Dynamically Optimizing Research Data Workflow

Dynamically Optimizing Research Data Workflow

Intelligent management of campus research networks has become a major challenge for Yale and many other institutions, as their networks grow rapidly in size and complexity in order to meet the demands of on-campus researchers who are conducting research, collaborating with peers, and fulfilling the institution’s educational mission. Traditional, static approaches to network management are no longer adequate, since they often result in low efficiency, poor usability, and unpredictable network application performance. Yale was recently awarded an NSF grant to design and deploy a novel intelligent network cyberinfrastructure that will greatly expand the ability of researchers to rapidly and efficiently move the large quantities of data required for their computation- and data-intensive research activities both on- and off-campus. Led by Professor Richard Yang, Andrew Sherman, David Galassi, and Robert Bjornson, the project is a joint effort of faculty and staff from the Department of Computer Science, Yale’s High Performance Computing Center, and ITS. It will focus initially on a broad range of applications in the sciences, including astrophysics, climatology, and genomics. However, the new network cyberinfrastructure developed in the project will benefit the full breadth of research at Yale, including the social sciences and digital humanities. The project is based on several prior network research and development efforts at Yale.
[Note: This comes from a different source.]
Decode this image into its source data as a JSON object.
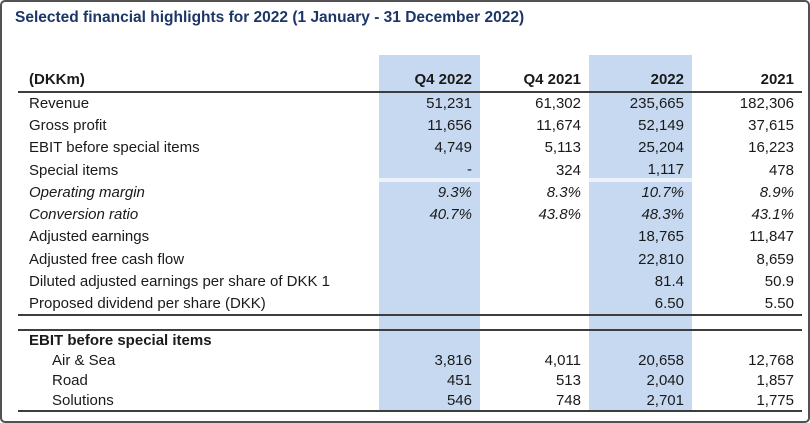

It will unify the recently deployed high-speed Science and Laboratory Networks and will make it possible to intelligently manage and optimize these networks. To achieve this, the researchers will leverage, validate, and extend Maple, a novel Software Defined Networking (SDN) programming framework developed in the Department of Computer Science, as well as an Application Layer Traffic Optimization (ALTO) protocol and framework pioneered at Yale and now incorporated in a proposed standard for the Internet by the Internet Engineering Task Force. Maple simplifies network programming for end-to-end, complex, dynamically constructed network services, while the ALTO protocol enables network applications to adapt dynamically, according to the state of the network, to deliver high levels of network efficiency and application quality of service.